Zoe and I just spent almost a month in the US visiting family and so that I could be the matron of honor in my friend's wedding. We arrived back in Indonesia on Wednesday, and are happy to be reunited with Daniel. Tomorrow (Monday) morning we will move to Nabire, a town that is about a 2 hour flight on a small airplane from where we have been living for the past 13 months. Most of our belongings have already been shipped there, and it will be fun to unpack and set up our home. Then sometime in October (perhaps the 19th?) we will come back to Sentani where we have been living to wait for our baby to come. I anticipate that we will live here for a month or longer.

When I look behind me and in front of me I see lots of changes! How will all the details of setting up our home, learning where to shop, and making new friends in Nabire come together? How will birthing my baby go, and what will it be like to go from a family of 3 to a family of 4? How will I teach Zoe to be kind to her little sister?

There is so much that I do not know. I am so glad that I know that the Lord is watching over me and He will help me with whatever comes in the days ahead!

30 weeks pregnant and moving tomorrow!

Sunday, November 27, 2011

Becoming Brave (Overcoming Fear)

For me this year has been about being courageous—in Indonesian, berani.  It has taken a lot of courage to move halfway across the world, learn a new language and culture, and birth my first baby in a foreign country.  I need courage each day to drive my scooter to language school because I still am afraid to drive here.  I need courage to try to communicate with people in a language that I am not yet proficient in.  I also need courage to allow friendly people—even strangers—touch and hold my baby. 

A little more on the topic of my baby being touched: Zoe is very popular here.  Girls walking home from school want to touch and kiss her.  Indonesians at restaurants ask to hold her and have their picture taken.  Most people who come near her touch her hand, clap near her face, or poke her cheeks.  She is generally friendly and tolerant.  What a blessing to have an outgoing, smiley baby in a culture where babies are highly valued and always touched!  Zoe opens a door for conversations with new people every day.

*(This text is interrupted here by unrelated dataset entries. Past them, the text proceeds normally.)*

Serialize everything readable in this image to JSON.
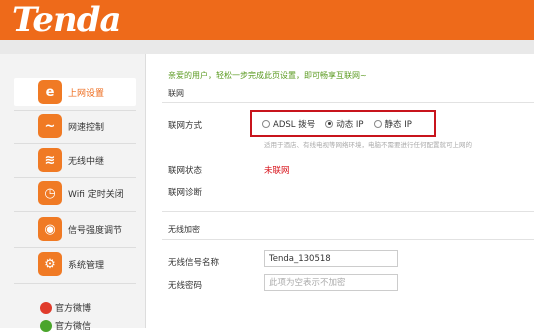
{
  "brand": {
    "logo_text": "Tenda"
  },
  "sidebar": {
    "items": [
      {
        "label": "上网设置",
        "icon": "e-icon",
        "glyph": "e"
      },
      {
        "label": "网速控制",
        "icon": "waveform-icon",
        "glyph": "~"
      },
      {
        "label": "无线中继",
        "icon": "wireless-icon",
        "glyph": "≋"
      },
      {
        "label": "Wifi 定时关闭",
        "icon": "timer-icon",
        "glyph": "◷"
      },
      {
        "label": "信号强度调节",
        "icon": "signal-icon",
        "glyph": "◉"
      },
      {
        "label": "系统管理",
        "icon": "gear-icon",
        "glyph": "⚙"
      }
    ],
    "social": [
      {
        "label": "官方微博",
        "icon": "weibo-icon"
      },
      {
        "label": "官方微信",
        "icon": "wechat-icon"
      }
    ]
  },
  "main": {
    "welcome": "亲爱的用户，轻松一步完成此页设置，即可畅享互联网~",
    "network_section": "联网",
    "connection_type_label": "联网方式",
    "connection_options": [
      {
        "label": "ADSL 拨号",
        "checked": false
      },
      {
        "label": "动态 IP",
        "checked": true
      },
      {
        "label": "静态 IP",
        "checked": false
      }
    ],
    "connection_hint": "适用于酒店、有线电视等网络环境，电脑不需要进行任何配置就可上网的",
    "status_label": "联网状态",
    "status_value": "未联网",
    "diagnosis_label": "联网诊断",
    "wireless_section": "无线加密",
    "ssid_label": "无线信号名称",
    "ssid_value": "Tenda_130518",
    "password_label": "无线密码",
    "password_placeholder": "此项为空表示不加密"
  },
  "colors": {
    "brand_orange": "#ee6a1a",
    "status_red": "#d8121a",
    "highlight_box": "#c8141c",
    "welcome_green": "#5a9a1f"
  }
}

So where does the courage to smile when potentially germy people kiss Zoe, drive my little scooter, try to communicate even though I often get things wrong, and generally live so far from “home” come from?  I am encouraged by God, my friends here in Indonesia, and by people who love me and pray for me back home. 

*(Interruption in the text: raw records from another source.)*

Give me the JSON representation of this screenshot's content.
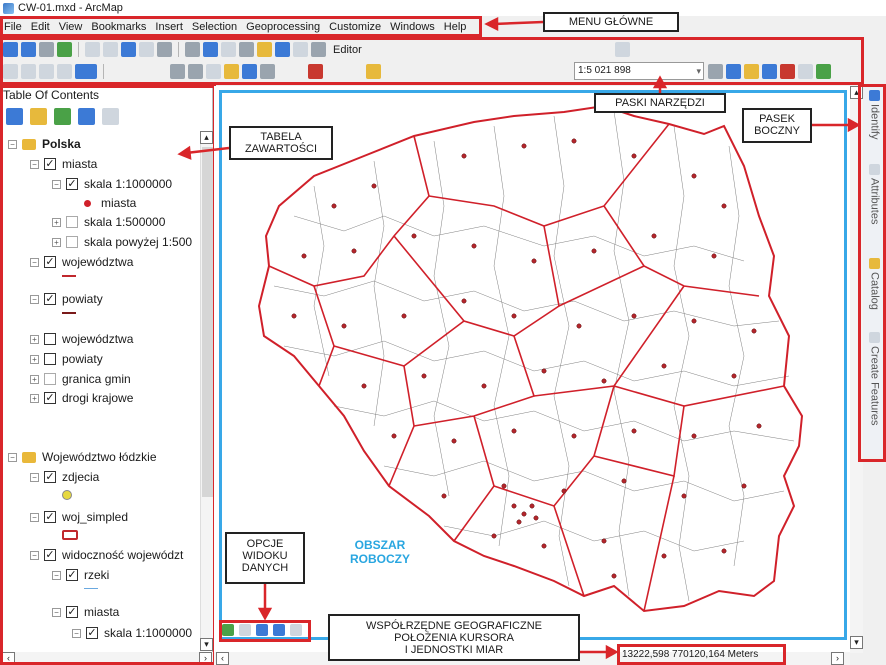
{
  "window": {
    "title": "CW-01.mxd - ArcMap"
  },
  "menu": {
    "items": [
      "File",
      "Edit",
      "View",
      "Bookmarks",
      "Insert",
      "Selection",
      "Geoprocessing",
      "Customize",
      "Windows",
      "Help"
    ]
  },
  "toolbar": {
    "editor_label": "Editor",
    "scale_value": "1:5 021 898"
  },
  "toc": {
    "title": "Table Of Contents",
    "groups": [
      {
        "label": "Polska"
      },
      {
        "label": "Województwo łódzkie"
      }
    ],
    "layers": [
      "miasta",
      "skala 1:1000000",
      "miasta",
      "skala 1:500000",
      "skala powyżej 1:500",
      "województwa",
      "powiaty",
      "województwa",
      "powiaty",
      "granica gmin",
      "drogi krajowe",
      "zdjecia",
      "woj_simpled",
      "widoczność województ",
      "rzeki",
      "miasta",
      "skala 1:1000000"
    ]
  },
  "sidebar": {
    "tabs": [
      "Identify",
      "Attributes",
      "Catalog",
      "Create Features"
    ]
  },
  "status": {
    "coords": "13222,598  770120,164 Meters"
  },
  "annotations": {
    "menu": "MENU GŁÓWNE",
    "toolbars": "PASKI NARZĘDZI",
    "sidebar_line1": "PASEK",
    "sidebar_line2": "BOCZNY",
    "toc_line1": "TABELA",
    "toc_line2": "ZAWARTOŚCI",
    "view_line1": "OPCJE",
    "view_line2": "WIDOKU",
    "view_line3": "DANYCH",
    "coords_line1": "WSPÓŁRZĘDNE GEOGRAFICZNE",
    "coords_line2": "POŁOŻENIA KURSORA",
    "coords_line3": "I JEDNOSTKI MIAR",
    "work_line1": "OBSZAR",
    "work_line2": "ROBOCZY"
  },
  "colors": {
    "annotation_red": "#d9262a",
    "map_frame_blue": "#38a8e8",
    "region_red": "#d0202a",
    "city_dot": "#b3262c"
  }
}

When Joshua was going to lead the Israelite people to the land where God wanted them to live, God told him “Be strong and courageous.  Do not be afraid, do not be discouraged, for the Lord your God will be with you wherever you go” (Joshua 1:9).  I am encouraged because I know that God is just as present here in Indonesia as he is in the United States, in my parents’ home, in my churches, and in any other place on earth.  I do not need to be afraid to live here.

In July I was in labor in the hospital for a full two days before Zoe was born.  When I was exhausted and wondered if I would be able to finish, God reminded me of a verse in the Bible that I memorized as a child: “I can do all things through Christ who strengthens me” (Philippians 4:13).  I am so thankful to be following a God who is alive and who helps me in the times of my deepest need!

This morning I was reminded that I am not the only one who needs help overcoming fear daily.  In fact, I think my experience may be normative for a lot of people (or at least women) here (and probably in other places too)!  At my small group fellowship meeting this morning we read Luke 12:6-7 "Are not five sparrows sold for two pennies?  Yet not one of them is forgotten by God.  Indeed, the very hairs of your head are all numbered.  Don't be afraid; you are worth more than many sparrows."  Two other women mentioned how this encourages them not be afraid...one even talked about trusting God to protect her children and when driving a scooter! 

What about you?  Are you often afraid?  What helps you to overcome fear and to live your life courageously?